Friday, November 21, 2014

Lovelock: Mayflower Trilogy Part I

The narrator of this book plans an incestuous relationship with his own daughter, but murders her when he discovers she will not bear his children. He also throws excrement when he gets mad. He is also nosy, and peaks in on other people's secrets. (From this he is able to discover an incestuous relationship between a teenage daughter and her father.) He works as a servant to an esteemed biologist. The biologist has plenty of problems with her family. Her mother in law is an overbearing, melodramatic rich snob. Her father in law is subservient, but eventually leaves the family for single life (and dies after engaging in hard work.) Her husband has an affair with her friend, but that seems to be more of an excuse to leave the relationship and hide the true affair with another man. It all makes for a great uplifting story, right?

The setting is on a ship set to go on a long interstellar colinizing voyage. The narrator is a super-genius monkey that is trained to be a "witness" to record all the details of his master. He realizes that he has been denied the ability to reproduce and longs for it, thus trying to hatch his own spouse from some stored embryos. His daughter does not do well without a full time mother, and he later discovers there are separate "enhanced" monkeys like himself that are out there.

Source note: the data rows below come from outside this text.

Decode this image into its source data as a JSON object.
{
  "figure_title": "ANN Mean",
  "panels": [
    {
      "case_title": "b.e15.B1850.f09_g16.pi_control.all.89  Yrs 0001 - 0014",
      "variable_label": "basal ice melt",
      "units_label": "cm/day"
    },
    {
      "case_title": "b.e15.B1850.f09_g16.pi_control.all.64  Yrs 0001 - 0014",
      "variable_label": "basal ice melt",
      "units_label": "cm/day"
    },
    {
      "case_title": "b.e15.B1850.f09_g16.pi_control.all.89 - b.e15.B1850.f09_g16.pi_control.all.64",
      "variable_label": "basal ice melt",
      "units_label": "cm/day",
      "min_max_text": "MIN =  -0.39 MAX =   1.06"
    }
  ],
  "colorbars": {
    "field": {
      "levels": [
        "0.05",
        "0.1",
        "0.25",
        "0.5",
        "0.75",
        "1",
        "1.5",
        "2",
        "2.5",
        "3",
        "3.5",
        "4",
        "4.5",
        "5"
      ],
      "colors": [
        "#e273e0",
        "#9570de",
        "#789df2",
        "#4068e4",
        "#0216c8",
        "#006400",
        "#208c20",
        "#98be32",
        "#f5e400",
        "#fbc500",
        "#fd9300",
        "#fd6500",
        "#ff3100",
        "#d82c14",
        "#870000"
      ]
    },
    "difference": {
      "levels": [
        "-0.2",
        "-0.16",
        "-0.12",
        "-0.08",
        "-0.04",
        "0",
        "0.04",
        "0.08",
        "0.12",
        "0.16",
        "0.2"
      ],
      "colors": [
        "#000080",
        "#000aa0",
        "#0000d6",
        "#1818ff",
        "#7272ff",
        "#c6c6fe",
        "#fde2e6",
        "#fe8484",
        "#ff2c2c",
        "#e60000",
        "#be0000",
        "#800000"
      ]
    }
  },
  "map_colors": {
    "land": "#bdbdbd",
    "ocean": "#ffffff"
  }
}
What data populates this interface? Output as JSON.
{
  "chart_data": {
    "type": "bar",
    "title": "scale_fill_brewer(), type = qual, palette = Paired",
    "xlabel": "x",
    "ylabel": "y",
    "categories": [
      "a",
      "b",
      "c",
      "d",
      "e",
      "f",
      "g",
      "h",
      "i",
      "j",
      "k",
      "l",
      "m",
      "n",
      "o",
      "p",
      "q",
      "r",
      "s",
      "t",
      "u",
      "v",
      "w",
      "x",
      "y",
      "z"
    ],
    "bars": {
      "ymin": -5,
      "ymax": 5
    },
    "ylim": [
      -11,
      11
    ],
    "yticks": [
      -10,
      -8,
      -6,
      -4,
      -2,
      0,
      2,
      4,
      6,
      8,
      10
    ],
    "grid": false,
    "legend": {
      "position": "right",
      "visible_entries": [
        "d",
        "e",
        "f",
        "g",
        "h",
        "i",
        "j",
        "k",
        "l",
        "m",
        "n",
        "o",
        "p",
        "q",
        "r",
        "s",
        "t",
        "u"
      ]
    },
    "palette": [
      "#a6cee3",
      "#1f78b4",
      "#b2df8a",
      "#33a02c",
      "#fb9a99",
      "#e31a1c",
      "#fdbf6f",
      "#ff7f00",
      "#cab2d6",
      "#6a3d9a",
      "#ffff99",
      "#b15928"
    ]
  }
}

The ship is divided into groups, such as "Mayflower" and "Ganges" that are extreme caricatures of real life. The biologist and her family are also overly stereotyped. The only moderately believable characters are the children, and they only play a minor role in the story.

The story feels like a first pass at an interesting concept. Perhaps it would have been fleshed out better if the next two books in the planned trilogy were ever written.